Senator Naomi Bolden elected Speaker

By Michael Urbanec

Editor’s Note: This story originally reported that Senator Tristan Martin was elected as the Student Association Speaker. That information was incorrect. Senator Naomi Bolden was elected speaker. The story, headline and photo cutline has been changed to reflect the accurate information. The Northern Star strives to provide its readers with accurate, fair coverage. The editorial board would like to apologize to its readers for reporting inaccurate information.

DeKALB — Sunday’s Student Association Senate meeting featured a hotly contested race for the next speaker, with Senator Naomi Bolden unseating incumbent Christine Wang.

Wang was elected speaker of the senate in 2016.

Bolden faced opposition from Wang, Tristan Martin and Terrence Powell.

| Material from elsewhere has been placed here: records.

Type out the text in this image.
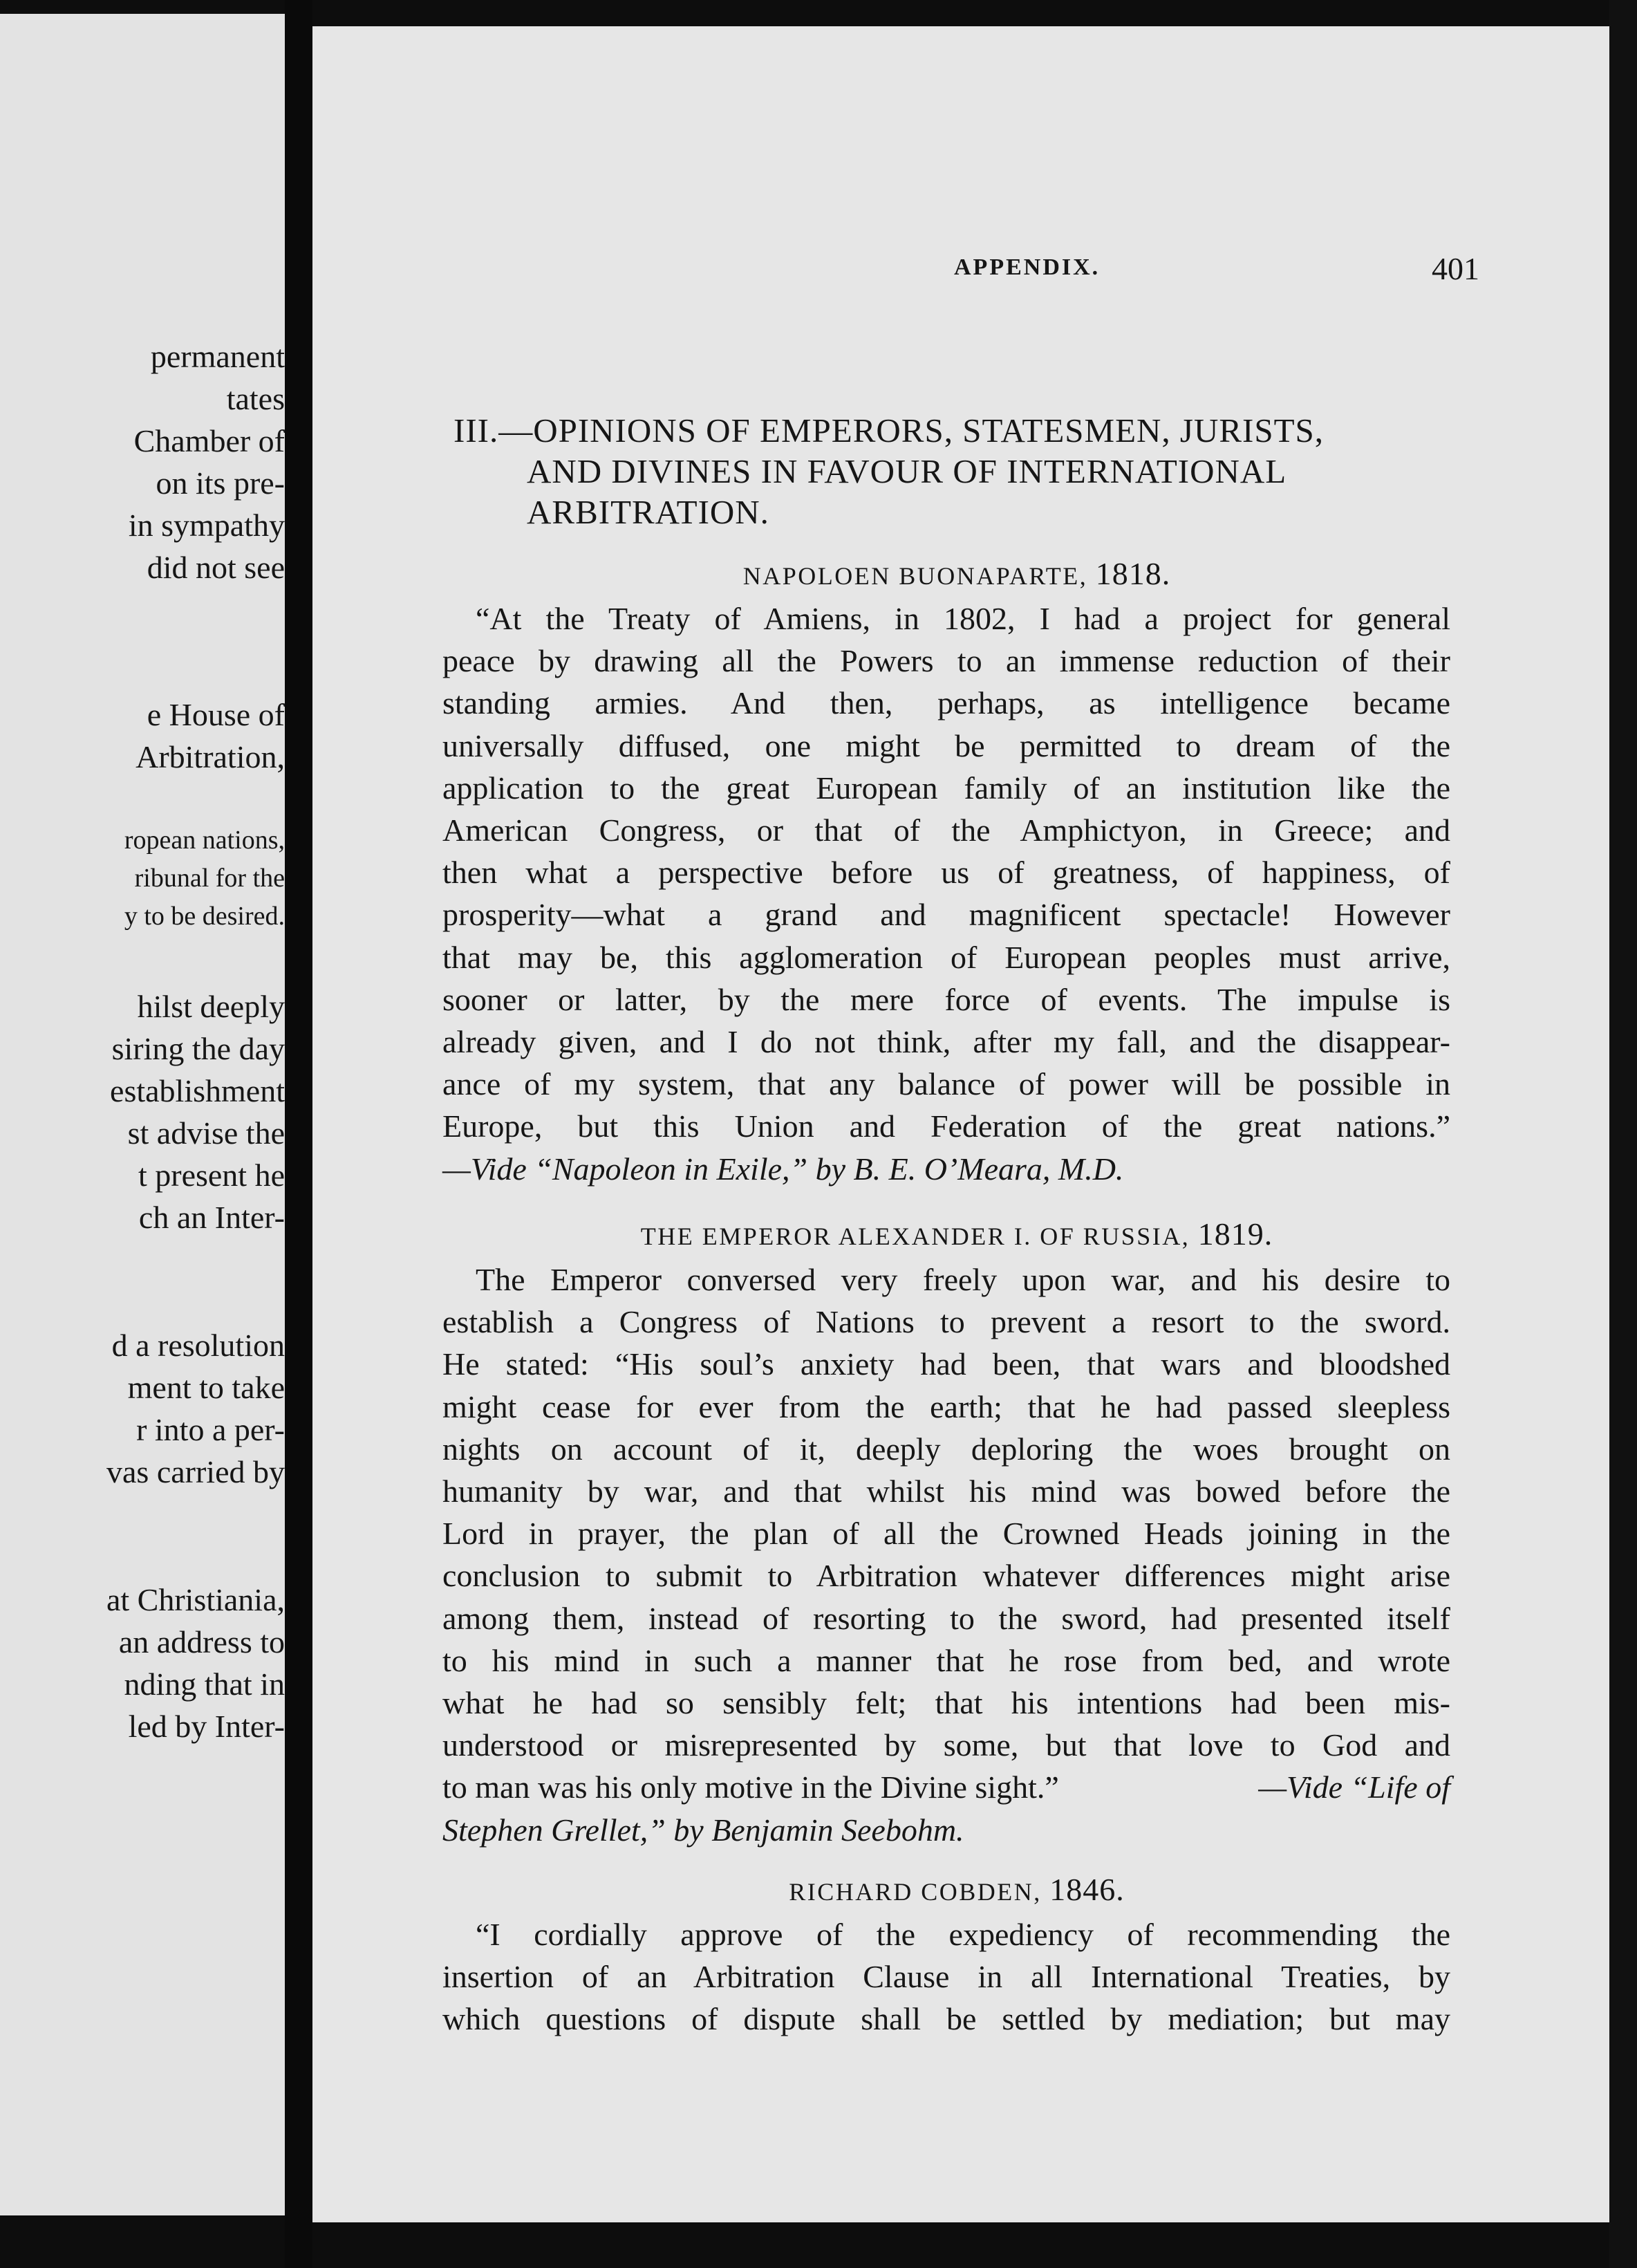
permanent

tates

Chamber of

on its pre-

in sympathy

did not see

e House of

Arbitration,

ropean nations,

ribunal for the

y to be desired.

hilst deeply

siring the day

establishment

st advise the

t present he

ch an Inter-

d a resolution

ment to take

r into a per-

vas carried by

at Christiania,

an address to

nding that in

led by Inter-

APPENDIX.	401
III.—OPINIONS OF EMPERORS, STATESMEN, JURISTS,
AND DIVINES IN FAVOUR OF INTERNATIONAL
ARBITRATION.
NAPOLOEN BUONAPARTE, 1818.
“At the Treaty of Amiens, in 1802, I had a project for general
peace by drawing all the Powers to an immense reduction of their
standing armies. And then, perhaps, as intelligence became
universally diffused, one might be permitted to dream of the
application to the great European family of an institution like the
American Congress, or that of the Amphictyon, in Greece; and
then what a perspective before us of greatness, of happiness, of
prosperity—what a grand and magnificent spectacle! However
that may be, this agglomeration of European peoples must arrive,
sooner or latter, by the mere force of events. The impulse is
already given, and I do not think, after my fall, and the disappear-
ance of my system, that any balance of power will be possible in
Europe, but this Union and Federation of the great nations.”
—Vide “Napoleon in Exile,” by B. E. O’Meara, M.D.
THE EMPEROR ALEXANDER I. OF RUSSIA, 1819.
The Emperor conversed very freely upon war, and his desire to
establish a Congress of Nations to prevent a resort to the sword.
He stated: “His soul’s anxiety had been, that wars and bloodshed
might cease for ever from the earth; that he had passed sleepless
nights on account of it, deeply deploring the woes brought on
humanity by war, and that whilst his mind was bowed before the
Lord in prayer, the plan of all the Crowned Heads joining in the
conclusion to submit to Arbitration whatever differences might arise
among them, instead of resorting to the sword, had presented itself
to his mind in such a manner that he rose from bed, and wrote
what he had so sensibly felt; that his intentions had been mis-
understood or misrepresented by some, but that love to God and
to man was his only motive in the Divine sight.”	—Vide “Life of
Stephen Grellet,” by Benjamin Seebohm.
RICHARD COBDEN, 1846.
“I cordially approve of the expediency of recommending the
insertion of an Arbitration Clause in all International Treaties, by
which questions of dispute shall be settled by mediation; but may
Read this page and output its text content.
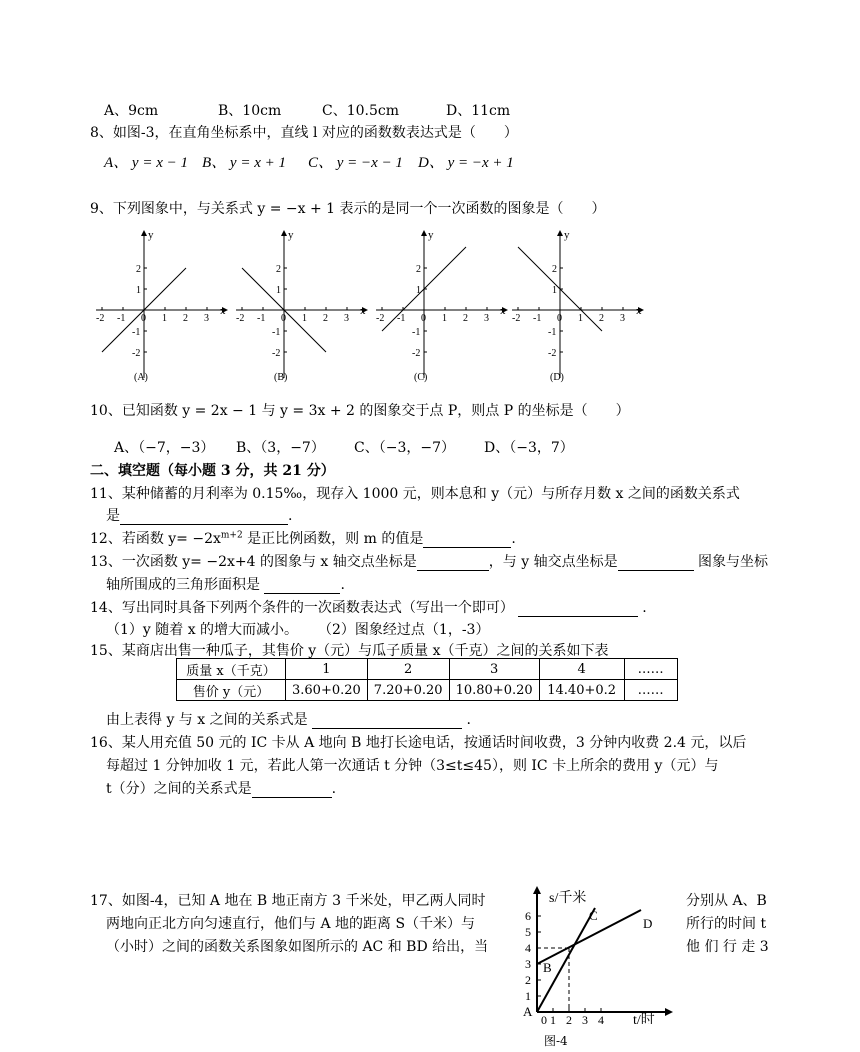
A、9cm	B、10cm	C、10.5cm	D、11cm
8、如图-3，在直角坐标系中，直线 l 对应的函数数表达式是（　　）
A、 y = x − 1 B、 y = x + 1 C、 y = −x − 1 D、 y = −x + 1
9、下列图象中，与关系式 y = −x + 1 表示的是同一个一次函数的图象是（　　）
x
y
-2 -1 0 1 2 3
2
1
-1
-2
(A)
x
y
-2 -1 0 1 2 3
2
1
-1
-2
(B)
x
y
-2 -1 0 1 2 3
2
1
-1
-2
(C)
x
y
-2 -1 0 1 2 3
2
1
-1
-2
(D)
10、已知函数 y = 2x − 1 与 y = 3x + 2 的图象交于点 P，则点 P 的坐标是（　　）
A、（−7，−3） B、（3，−7） C、（−3，−7） D、（−3，7）
二、填空题（每小题 3 分，共 21 分）
11、某种储蓄的月利率为 0.15‰，现存入 1000 元，则本息和 y（元）与所存月数 x 之间的函数关系式
是	.
12、若函数 $y= -2x^{m+2}$ 是正比例函数，则 m 的值是	.
13、一次函数 y= −2x+4 的图象与 x 轴交点坐标是	，与 y 轴交点坐标是	图象与坐标
轴所围成的三角形面积是	.
14、写出同时具备下列两个条件的一次函数表达式（写出一个即可）	.
（1）y 随着 x 的增大而减小。 （2）图象经过点（1，-3）
15、某商店出售一种瓜子，其售价 y（元）与瓜子质量 x（千克）之间的关系如下表
质量 x（千克）	1	2	3	4	……
售价 y（元）	3.60+0.20	7.20+0.20	10.80+0.20	14.40+0.2	……
由上表得 y 与 x 之间的关系式是	.
16、某人用充值 50 元的 IC 卡从 A 地向 B 地打长途电话，按通话时间收费，3 分钟内收费 2.4 元，以后
每超过 1 分钟加收 1 元，若此人第一次通话 t 分钟（3≤t≤45），则 IC 卡上所余的费用 y（元）与
t（分）之间的关系式是	.
17、如图-4，已知 A 地在 B 地正南方 3 千米处，甲乙两人同时	分别从 A、B
两地向正北方向匀速直行，他们与 A 地的距离 S（千米）与	所行的时间 t
（小时）之间的函数关系图象如图所示的 AC 和 BD 给出，当	他 们 行 走 3
1
2
3
4
5
6
0 1 2 3 4
s/千米
t/时
A
B
C
D
图-4
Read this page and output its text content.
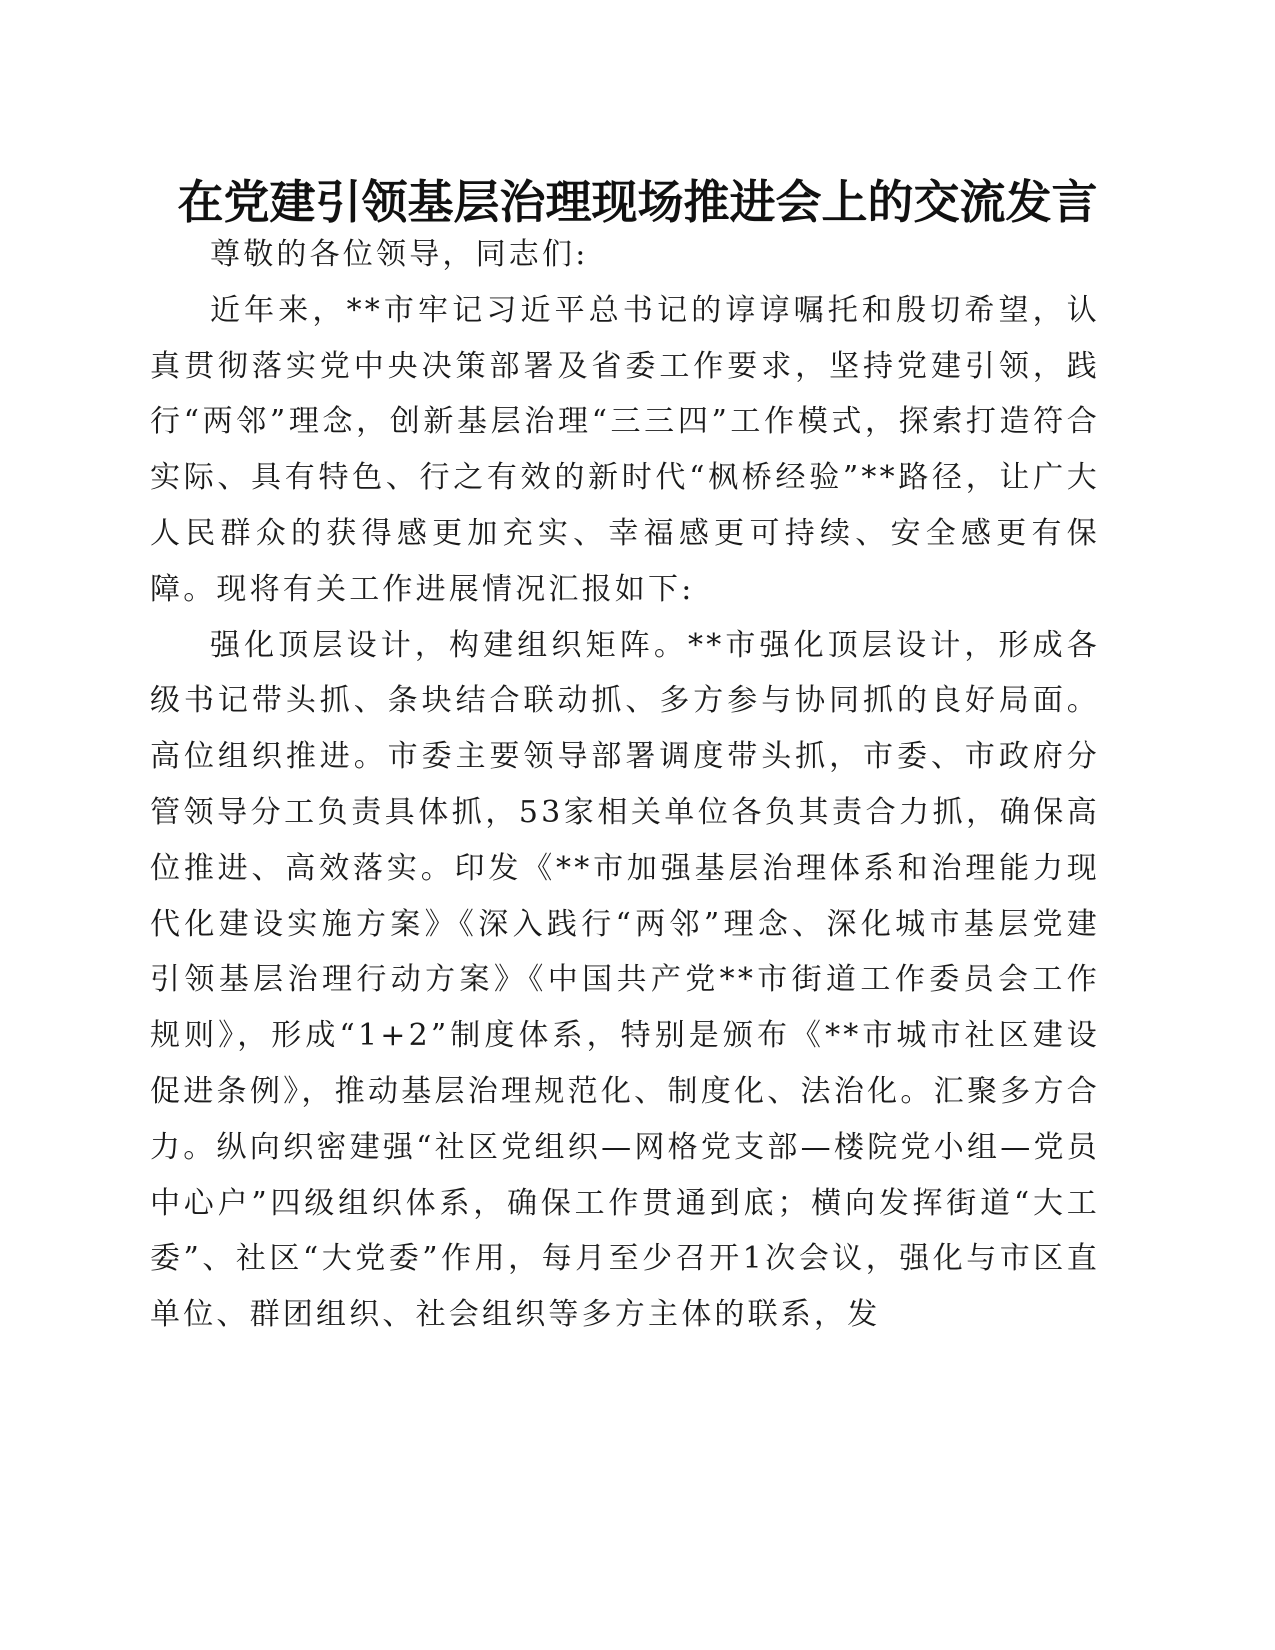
在党建引领基层治理现场推进会上的交流发言

尊敬的各位领导，同志们:

近年来，**市牢记习近平总书记的谆谆嘱托和殷切希望，认真贯彻落实党中央决策部署及省委工作要求，坚持党建引领，践行“两邻”理念，创新基层治理“三三四”工作模式，探索打造符合实际、具有特色、行之有效的新时代“枫桥经验”**路径，让广大人民群众的获得感更加充实、幸福感更可持续、安全感更有保障。现将有关工作进展情况汇报如下:

强化顶层设计，构建组织矩阵。**市强化顶层设计，形成各级书记带头抓、条块结合联动抓、多方参与协同抓的良好局面。高位组织推进。市委主要领导部署调度带头抓，市委、市政府分管领导分工负责具体抓，53家相关单位各负其责合力抓，确保高位推进、高效落实。印发《**市加强基层治理体系和治理能力现代化建设实施方案》《深入践行“两邻”理念、深化城市基层党建引领基层治理行动方案》《中国共产党**市街道工作委员会工作规则》，形成“1+2”制度体系，特别是颁布《**市城市社区建设促进条例》，推动基层治理规范化、制度化、法治化。汇聚多方合力。纵向织密建强“社区党组织—网格党支部—楼院党小组—党员中心户”四级组织体系，确保工作贯通到底；横向发挥街道“大工委”、社区“大党委”作用，每月至少召开1次会议，强化与市区直单位、群团组织、社会组织等多方主体的联系，发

The first round of elections led to a tie between two of the candidates. Wang, Martin and Bolden made it past the initial vote, but none of them received enough votes to avoid a runoff election. The top two candidates always go to a runoff election after the initial vote, according to Nov. 15, 2017, SA bylaws. This election was different because two of the candidates tied for second place.

“No student should feel unincluded by the decisions made by the Student Association,” Bolden said. “We need to continue to promote the message of diversity here. We are all tuition- and fee-paying students, regardless of race, gender or socioeconomic status.”

Other issues

Wang began the meeting by acknowledging student dissent about DeKalb’s Safe Streets Initiative, which was made known to the City Council members during an April 9 council meeting.

The Safe Streets Initiative is a proposal put forth by the DeKalb Police Department to limit overnight parking north of Annie Glidden Road in the Greek row portion of campus.

“Aldermen Marquardt told us that times have changed, and when he was in school, he just walked everywhere,” Wang said. “He told us that needing to have a car on campus is students being spoiled.”

Wang said changes to parking will have an adverse effect. Students walking through Greek row will be putting themselves at risk by having an increased stay in a high-risk area.

“This is about student safety,” Wang said. “It’s us saying that we don’t want to be staying out later and walking through areas that are already heavy with crime.”

Stephanie Torres, SA director of Academic Affairs, also spoke to the senate about the voter turnout in the last SA executive election. Torres said although voter turnout was down to approximately 1600 this year, it was still more than double the turnout of the 2016 election.

Torres also said there were some issues with the Huskie Link voting earlier in the day where votes were not being counted, but election commission was able to correct the issues, and the votes were accounted for in the final results.

Also on the agenda was a discussion of the $1.4 million SA budget for next year. Sunday was only the senate’s first read of the final draft. The budget will be voted on during an April 22 SA Senate meeting.